Septièmement, en affirmant que nous avons besoin d’utiliser des animaux pour trouver des remèdes aux maladies humaines, nous devons au moins reconnaître que plusieurs de ces maladies semblent être, elles-mêmes, le résultat d’une utilisation clairement « non nécessaire » d’animaux − c’est-à-dire le fait que nous mangions des produits d’origine animale. En effet, plusieurs des recherches in-vivo concernent des maladies causées par un comportement humain n’étant aucunement nécessaire et s’avérant complètement destructif.
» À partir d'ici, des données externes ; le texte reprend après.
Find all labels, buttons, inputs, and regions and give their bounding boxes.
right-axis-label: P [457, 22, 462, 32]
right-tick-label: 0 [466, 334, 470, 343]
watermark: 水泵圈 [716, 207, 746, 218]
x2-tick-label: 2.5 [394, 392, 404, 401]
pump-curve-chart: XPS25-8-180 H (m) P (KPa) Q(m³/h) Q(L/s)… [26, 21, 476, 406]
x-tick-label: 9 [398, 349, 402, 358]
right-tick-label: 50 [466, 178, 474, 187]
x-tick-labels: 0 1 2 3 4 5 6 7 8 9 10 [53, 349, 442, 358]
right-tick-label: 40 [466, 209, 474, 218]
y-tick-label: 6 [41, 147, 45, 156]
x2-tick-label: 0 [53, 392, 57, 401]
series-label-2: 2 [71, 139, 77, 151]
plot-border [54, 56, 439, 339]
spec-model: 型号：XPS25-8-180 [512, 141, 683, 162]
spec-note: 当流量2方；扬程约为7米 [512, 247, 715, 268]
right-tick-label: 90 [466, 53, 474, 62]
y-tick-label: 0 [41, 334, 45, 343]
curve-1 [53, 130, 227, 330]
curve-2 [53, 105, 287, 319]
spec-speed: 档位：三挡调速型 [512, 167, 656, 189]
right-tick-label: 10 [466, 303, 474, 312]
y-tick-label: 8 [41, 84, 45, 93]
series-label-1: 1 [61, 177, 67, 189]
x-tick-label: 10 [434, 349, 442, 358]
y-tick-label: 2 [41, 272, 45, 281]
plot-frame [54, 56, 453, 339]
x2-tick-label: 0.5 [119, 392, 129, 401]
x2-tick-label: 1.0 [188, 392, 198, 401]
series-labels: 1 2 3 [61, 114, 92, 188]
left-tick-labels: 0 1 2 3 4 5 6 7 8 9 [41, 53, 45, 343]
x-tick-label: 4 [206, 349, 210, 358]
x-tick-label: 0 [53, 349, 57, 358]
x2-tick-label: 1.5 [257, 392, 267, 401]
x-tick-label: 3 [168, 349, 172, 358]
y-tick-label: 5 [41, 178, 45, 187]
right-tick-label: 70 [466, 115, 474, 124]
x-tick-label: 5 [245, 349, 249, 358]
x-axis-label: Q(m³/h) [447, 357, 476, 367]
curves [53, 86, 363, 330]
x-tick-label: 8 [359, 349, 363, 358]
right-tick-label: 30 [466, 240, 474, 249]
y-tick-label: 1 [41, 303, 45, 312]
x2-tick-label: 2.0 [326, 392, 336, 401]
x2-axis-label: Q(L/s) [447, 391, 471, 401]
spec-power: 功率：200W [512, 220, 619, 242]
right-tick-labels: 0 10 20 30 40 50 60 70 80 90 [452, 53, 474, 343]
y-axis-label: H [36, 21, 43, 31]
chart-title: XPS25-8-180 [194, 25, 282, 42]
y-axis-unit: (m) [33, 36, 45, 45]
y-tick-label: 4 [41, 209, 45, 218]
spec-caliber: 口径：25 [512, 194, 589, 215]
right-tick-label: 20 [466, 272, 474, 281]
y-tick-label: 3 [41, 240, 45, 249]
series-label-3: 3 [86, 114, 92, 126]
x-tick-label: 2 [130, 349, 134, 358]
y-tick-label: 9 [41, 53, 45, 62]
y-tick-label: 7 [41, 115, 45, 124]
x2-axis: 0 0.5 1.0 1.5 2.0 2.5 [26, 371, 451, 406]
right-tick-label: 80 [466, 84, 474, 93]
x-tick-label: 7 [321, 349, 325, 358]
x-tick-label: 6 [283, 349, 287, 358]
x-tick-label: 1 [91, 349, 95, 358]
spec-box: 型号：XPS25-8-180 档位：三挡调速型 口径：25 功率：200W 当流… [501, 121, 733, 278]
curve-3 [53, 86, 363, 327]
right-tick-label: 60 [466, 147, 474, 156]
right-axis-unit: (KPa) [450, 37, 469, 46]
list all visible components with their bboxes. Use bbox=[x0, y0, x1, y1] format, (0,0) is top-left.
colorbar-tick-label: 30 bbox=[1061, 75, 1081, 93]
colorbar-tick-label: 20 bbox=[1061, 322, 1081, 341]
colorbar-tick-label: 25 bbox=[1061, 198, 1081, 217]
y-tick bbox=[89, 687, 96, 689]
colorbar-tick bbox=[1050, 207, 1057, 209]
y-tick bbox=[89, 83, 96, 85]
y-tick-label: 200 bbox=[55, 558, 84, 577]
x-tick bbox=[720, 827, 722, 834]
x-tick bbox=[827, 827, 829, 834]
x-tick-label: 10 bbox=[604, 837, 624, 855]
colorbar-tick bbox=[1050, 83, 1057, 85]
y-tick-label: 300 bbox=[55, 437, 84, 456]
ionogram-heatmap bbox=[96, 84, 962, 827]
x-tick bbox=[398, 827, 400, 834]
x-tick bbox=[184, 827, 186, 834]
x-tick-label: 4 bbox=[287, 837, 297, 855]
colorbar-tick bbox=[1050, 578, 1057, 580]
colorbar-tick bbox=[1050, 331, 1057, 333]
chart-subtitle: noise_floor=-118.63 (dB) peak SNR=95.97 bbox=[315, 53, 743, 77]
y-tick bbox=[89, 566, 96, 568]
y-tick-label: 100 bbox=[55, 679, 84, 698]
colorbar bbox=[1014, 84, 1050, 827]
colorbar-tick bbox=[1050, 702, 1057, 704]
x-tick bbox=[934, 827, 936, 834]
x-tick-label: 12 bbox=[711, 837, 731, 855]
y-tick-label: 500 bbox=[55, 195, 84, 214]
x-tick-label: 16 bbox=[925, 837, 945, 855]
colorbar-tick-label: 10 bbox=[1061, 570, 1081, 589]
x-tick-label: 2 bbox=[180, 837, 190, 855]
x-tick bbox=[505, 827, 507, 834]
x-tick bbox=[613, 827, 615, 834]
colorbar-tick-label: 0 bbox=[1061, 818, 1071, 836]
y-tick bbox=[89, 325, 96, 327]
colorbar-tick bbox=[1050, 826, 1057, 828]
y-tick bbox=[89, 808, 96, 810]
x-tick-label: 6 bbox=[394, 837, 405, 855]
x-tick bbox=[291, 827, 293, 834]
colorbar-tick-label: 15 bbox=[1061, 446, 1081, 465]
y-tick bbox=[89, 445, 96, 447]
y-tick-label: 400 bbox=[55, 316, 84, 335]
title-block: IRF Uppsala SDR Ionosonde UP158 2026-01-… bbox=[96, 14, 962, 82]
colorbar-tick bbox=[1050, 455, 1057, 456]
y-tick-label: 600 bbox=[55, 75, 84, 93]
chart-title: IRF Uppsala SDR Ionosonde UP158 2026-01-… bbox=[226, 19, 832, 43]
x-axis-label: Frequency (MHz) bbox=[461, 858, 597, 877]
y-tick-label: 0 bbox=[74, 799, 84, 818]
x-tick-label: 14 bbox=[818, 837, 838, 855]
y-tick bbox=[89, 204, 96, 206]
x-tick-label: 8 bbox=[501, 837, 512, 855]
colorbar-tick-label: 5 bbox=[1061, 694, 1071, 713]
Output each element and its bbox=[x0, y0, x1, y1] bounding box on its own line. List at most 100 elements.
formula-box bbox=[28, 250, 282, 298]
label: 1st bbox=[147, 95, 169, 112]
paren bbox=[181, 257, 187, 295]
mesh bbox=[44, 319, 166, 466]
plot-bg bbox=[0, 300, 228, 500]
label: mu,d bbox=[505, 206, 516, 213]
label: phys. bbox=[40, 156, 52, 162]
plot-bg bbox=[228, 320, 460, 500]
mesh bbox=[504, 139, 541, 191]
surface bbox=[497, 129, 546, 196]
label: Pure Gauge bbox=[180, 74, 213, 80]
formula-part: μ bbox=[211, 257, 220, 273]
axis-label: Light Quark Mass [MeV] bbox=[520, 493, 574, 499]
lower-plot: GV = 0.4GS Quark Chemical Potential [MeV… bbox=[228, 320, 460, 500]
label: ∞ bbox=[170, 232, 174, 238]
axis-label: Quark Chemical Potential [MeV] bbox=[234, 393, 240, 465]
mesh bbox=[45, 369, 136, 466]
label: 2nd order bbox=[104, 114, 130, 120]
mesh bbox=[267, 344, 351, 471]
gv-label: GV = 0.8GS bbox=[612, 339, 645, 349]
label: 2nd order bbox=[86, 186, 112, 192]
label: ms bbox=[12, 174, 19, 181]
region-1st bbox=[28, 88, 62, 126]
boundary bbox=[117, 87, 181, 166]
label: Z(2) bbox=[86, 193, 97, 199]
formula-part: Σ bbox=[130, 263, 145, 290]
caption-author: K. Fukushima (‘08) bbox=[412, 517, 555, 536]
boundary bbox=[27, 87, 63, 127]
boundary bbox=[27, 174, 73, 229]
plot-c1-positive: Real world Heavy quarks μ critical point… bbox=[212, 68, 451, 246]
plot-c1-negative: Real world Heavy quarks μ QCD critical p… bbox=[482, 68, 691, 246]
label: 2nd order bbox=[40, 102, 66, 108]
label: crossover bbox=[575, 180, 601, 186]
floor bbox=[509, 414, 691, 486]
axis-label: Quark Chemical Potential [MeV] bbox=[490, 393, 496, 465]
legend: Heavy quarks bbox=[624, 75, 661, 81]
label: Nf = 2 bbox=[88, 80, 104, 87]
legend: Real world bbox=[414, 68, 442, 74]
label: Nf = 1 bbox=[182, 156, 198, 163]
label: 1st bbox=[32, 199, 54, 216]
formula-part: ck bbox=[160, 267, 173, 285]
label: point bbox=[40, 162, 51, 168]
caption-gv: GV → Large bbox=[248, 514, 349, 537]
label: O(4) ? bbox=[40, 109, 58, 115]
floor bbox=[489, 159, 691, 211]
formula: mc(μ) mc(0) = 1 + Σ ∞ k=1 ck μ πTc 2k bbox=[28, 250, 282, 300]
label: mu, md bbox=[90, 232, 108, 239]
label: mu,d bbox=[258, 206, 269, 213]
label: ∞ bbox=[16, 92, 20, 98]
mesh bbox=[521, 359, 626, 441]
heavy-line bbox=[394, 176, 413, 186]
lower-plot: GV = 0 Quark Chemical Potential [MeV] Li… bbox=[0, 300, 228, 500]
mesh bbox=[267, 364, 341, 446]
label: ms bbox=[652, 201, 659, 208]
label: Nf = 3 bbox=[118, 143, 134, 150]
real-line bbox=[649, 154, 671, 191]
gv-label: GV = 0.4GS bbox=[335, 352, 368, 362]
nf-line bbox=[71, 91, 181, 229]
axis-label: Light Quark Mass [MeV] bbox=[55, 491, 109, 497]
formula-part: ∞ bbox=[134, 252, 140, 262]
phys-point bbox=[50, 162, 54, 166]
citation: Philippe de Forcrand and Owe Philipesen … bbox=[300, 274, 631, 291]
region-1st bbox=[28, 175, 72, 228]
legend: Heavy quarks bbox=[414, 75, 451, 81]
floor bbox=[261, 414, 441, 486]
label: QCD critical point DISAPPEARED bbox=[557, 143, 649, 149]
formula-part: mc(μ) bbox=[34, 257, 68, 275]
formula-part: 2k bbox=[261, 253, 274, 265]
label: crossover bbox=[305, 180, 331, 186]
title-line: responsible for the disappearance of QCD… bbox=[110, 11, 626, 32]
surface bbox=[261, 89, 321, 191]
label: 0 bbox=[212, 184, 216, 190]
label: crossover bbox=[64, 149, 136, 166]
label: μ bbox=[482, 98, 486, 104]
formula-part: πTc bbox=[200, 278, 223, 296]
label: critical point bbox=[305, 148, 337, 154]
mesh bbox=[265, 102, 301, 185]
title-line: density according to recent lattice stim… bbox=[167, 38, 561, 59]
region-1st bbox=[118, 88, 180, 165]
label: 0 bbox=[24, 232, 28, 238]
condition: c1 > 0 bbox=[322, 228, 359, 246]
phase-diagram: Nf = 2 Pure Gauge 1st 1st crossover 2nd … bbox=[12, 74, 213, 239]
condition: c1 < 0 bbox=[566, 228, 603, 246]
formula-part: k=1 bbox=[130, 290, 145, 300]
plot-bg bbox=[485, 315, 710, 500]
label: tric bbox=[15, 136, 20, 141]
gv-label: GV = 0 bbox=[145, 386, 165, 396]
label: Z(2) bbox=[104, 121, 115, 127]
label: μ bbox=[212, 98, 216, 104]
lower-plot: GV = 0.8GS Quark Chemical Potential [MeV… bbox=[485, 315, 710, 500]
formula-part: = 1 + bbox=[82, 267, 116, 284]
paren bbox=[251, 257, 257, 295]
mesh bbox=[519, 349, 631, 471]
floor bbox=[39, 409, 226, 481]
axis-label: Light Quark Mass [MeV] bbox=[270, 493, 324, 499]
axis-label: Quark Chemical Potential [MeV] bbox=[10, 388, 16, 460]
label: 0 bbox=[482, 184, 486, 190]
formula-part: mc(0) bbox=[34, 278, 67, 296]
Cela soulève certes des problèmes de justification morale, mais est également pertinent quant à la question de la soi-disant « nécessité » de la vivisection.

Huitièmement, l’affirmation selon laquelle les chercheurs n’infligent que le degré de douleur et de souffrance requis par les utilisations particulières est une question ouverte. D’abord, la plupart des nonhumains qui sont utilisés dans les expériences − rats et souris − ne sont même pas concernés par la Animal Welfare Act, ce qui signifie que les données nécessaires pour appuyer une telle affirmation ne sont tout simplement pas disponibles. Mais de toute manière, et cela est encore plus important, l’information que nous avons à propos de la douleur et de la souffrance animale nous est fournie par le biais de rapports émis par ceux-là mêmes qui opèrent les expériences. Or, il y a eu plusieurs cas où les chercheurs ne jugent pas que les procédures, même les plus invasives, sont douloureuses ou causent de la détresse aux animaux.

Bien sûr, le fait que l’utilisation d’animaux dans ce contexte ne soit pas aussi évidemment frivole que les autres formes d’utilisation d’animaux ne veut pas dire qu’elle soit moralement justifiable. Comme je l’explique dans Introduction to Animal Rights: Your Child or the Dog? et ailleurs, si nous adoptons la perspective de l’éthique animale, nous ne pouvons justifier l’utilisation d’animaux, peu importe les bénéfices que nous pouvons obtenir de celle-ci.